We often think of the NYC subway as a relatively modern marvel, a system that has expanded and evolved tremendously over 100-plus years, and a shell of what it was when it first debuted in 1904. However, the reality is that the majority of the lines that make up today’s network were actually built before The Great Depression. In fact, as graphic designer Jake Berman’s insightful throwback map depicts, it was pretty much all systems go by 1939.
Though the map doesn’t look radically different than today’s, there are a few notable differences.
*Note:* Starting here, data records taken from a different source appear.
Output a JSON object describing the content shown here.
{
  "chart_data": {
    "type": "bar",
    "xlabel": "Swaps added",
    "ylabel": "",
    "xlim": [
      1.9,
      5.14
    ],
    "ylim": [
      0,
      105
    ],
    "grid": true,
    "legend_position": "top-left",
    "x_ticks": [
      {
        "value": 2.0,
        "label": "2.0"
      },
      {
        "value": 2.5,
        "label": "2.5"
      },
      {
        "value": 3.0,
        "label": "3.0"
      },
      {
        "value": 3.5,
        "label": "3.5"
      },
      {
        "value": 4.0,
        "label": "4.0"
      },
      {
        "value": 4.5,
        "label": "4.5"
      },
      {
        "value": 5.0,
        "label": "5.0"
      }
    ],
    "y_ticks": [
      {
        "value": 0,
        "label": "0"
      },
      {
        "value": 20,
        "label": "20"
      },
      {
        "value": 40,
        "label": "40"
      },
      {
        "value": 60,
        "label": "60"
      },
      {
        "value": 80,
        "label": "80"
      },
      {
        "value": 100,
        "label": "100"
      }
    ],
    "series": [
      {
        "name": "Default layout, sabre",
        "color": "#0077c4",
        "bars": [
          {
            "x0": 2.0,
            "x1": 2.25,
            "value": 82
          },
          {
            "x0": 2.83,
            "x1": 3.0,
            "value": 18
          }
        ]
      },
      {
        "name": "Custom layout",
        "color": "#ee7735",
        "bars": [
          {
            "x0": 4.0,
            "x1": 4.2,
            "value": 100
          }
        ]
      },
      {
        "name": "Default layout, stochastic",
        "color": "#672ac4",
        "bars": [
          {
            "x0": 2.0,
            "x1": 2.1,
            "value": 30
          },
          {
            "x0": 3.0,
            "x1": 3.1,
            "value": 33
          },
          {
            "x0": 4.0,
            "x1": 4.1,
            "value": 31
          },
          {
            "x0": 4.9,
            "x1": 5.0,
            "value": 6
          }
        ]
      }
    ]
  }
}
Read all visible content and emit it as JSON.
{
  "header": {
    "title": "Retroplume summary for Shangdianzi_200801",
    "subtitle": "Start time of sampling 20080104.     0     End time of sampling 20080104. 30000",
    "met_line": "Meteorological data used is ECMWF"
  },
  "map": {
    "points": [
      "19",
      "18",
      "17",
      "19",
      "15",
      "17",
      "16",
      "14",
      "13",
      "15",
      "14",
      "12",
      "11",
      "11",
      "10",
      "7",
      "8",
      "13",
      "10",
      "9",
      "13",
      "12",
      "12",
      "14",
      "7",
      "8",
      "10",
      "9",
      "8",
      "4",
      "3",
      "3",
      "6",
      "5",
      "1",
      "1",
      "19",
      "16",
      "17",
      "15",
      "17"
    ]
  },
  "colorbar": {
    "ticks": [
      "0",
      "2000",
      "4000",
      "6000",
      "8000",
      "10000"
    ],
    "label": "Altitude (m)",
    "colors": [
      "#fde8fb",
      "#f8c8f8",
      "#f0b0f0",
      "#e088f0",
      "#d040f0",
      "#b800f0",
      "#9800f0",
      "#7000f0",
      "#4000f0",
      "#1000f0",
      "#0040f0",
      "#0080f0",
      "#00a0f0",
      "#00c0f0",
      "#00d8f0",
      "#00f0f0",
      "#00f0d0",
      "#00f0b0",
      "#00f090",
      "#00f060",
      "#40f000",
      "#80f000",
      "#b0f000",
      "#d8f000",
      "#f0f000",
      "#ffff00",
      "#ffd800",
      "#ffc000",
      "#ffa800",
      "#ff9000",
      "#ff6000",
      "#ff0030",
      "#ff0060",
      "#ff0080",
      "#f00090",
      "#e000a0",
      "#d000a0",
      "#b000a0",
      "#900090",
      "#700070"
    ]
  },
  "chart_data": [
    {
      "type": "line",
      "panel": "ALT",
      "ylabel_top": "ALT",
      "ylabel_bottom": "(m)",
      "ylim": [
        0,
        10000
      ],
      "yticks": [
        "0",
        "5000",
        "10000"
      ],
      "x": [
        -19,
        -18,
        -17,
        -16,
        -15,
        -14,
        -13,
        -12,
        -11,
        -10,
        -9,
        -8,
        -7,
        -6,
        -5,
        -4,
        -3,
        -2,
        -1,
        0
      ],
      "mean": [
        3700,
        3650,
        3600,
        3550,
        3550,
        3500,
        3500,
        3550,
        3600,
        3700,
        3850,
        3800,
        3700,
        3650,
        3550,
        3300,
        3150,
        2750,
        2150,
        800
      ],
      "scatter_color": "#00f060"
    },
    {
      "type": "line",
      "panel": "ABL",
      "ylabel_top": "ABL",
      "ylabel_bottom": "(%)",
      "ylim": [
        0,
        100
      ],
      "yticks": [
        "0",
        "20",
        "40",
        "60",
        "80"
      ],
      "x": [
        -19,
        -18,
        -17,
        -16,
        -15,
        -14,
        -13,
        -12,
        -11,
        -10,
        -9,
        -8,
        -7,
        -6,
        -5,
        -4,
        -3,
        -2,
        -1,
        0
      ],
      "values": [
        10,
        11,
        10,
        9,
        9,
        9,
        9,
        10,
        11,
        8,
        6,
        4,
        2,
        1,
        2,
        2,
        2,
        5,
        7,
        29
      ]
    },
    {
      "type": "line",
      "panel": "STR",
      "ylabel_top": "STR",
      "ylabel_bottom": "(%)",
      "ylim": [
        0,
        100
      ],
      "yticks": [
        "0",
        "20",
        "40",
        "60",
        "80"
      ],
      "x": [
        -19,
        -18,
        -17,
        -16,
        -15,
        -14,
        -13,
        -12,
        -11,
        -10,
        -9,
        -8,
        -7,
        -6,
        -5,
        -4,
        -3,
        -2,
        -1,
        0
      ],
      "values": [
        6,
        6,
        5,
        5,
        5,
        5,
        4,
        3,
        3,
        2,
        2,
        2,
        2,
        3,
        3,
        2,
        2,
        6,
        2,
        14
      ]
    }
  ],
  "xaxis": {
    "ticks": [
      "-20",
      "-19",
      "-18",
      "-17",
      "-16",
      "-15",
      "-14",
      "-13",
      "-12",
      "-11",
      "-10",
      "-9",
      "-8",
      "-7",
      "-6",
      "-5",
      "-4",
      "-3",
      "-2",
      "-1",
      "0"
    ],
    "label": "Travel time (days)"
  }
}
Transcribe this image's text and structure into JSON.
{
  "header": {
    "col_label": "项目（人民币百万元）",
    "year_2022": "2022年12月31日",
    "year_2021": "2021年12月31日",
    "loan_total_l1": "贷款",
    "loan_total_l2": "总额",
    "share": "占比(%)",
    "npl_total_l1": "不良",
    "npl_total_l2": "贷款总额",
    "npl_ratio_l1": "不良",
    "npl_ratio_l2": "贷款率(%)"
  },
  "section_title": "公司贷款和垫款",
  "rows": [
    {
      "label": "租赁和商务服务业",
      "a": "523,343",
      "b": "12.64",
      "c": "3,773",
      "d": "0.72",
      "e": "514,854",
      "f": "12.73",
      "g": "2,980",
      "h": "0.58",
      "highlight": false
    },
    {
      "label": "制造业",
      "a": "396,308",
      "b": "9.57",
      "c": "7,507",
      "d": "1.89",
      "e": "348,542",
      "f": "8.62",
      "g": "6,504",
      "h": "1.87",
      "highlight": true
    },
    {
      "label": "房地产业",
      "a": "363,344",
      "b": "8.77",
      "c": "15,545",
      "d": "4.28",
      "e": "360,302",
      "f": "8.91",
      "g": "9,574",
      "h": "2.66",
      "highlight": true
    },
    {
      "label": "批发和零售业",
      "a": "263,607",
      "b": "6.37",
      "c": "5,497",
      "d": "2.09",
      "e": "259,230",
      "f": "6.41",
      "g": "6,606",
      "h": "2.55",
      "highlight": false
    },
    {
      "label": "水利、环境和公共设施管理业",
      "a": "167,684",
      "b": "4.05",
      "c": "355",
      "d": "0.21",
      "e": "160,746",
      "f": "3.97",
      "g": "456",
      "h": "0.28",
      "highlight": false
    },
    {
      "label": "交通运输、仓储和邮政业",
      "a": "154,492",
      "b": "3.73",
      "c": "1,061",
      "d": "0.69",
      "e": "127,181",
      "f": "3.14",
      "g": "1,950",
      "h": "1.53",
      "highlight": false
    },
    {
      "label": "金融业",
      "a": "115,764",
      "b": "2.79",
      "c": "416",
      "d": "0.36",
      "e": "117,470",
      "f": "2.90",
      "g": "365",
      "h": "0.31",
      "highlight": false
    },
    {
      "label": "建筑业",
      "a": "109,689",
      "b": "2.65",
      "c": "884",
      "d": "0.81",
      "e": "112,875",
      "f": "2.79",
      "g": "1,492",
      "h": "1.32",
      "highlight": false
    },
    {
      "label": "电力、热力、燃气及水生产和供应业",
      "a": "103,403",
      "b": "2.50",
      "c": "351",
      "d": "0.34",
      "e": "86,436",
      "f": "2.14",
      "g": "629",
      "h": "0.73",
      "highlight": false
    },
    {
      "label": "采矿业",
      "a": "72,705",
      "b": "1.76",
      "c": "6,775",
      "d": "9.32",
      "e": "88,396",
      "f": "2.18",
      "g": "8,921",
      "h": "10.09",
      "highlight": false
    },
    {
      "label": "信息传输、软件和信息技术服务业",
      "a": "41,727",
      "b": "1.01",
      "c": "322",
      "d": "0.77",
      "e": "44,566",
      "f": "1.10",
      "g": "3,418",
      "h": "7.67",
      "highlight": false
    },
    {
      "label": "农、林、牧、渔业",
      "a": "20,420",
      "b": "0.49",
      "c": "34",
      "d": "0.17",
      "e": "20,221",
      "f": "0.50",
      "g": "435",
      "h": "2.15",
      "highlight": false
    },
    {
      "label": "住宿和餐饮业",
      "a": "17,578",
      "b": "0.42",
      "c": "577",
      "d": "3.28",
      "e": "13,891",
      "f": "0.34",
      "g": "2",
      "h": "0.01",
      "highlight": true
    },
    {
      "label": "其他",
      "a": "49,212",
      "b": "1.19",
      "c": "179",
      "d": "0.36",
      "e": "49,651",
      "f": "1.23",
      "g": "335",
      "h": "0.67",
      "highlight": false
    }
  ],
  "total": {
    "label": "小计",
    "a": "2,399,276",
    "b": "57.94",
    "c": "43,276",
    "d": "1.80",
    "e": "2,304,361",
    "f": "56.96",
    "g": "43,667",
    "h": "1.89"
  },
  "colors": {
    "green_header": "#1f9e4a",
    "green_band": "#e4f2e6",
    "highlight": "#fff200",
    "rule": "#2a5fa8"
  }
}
First, as Berman points out, there is no 6th Avenue BDFM (it opened a year later); the map also details the elevated lines that used to run along 9th Street, 3rd and 2nd avenues, as well as over the Brooklyn and Queensboro bridges. The creator notes that he chose 1939 because “the IND was finished by then, but the majority of the elevated lines were still intact.”
For an extra bit of early 20th century immersion, Berman also denotes the “historical” names of various neighborhoods (pulled he says from a 1939 tourist’s guide), which include Roosevelt Island’s former moniker “Welfare Island” and the Lower East Side’s “The Ghetto”—these among some other dicey appellations. Several markers also point out the original locations of institutions like NYU, which was in the Bronx, and Madison Square Garden, which was formerly up near 50th Street.
Apart from the Second Avenue Subway, which is slated to open in December, the city’s last great subway project was the IND. The system’s comprehensive coverage early on can be largely attributed to the fact that automobiles and highways had not yet proliferated. These two things would ultimately quash any meaningful expansion.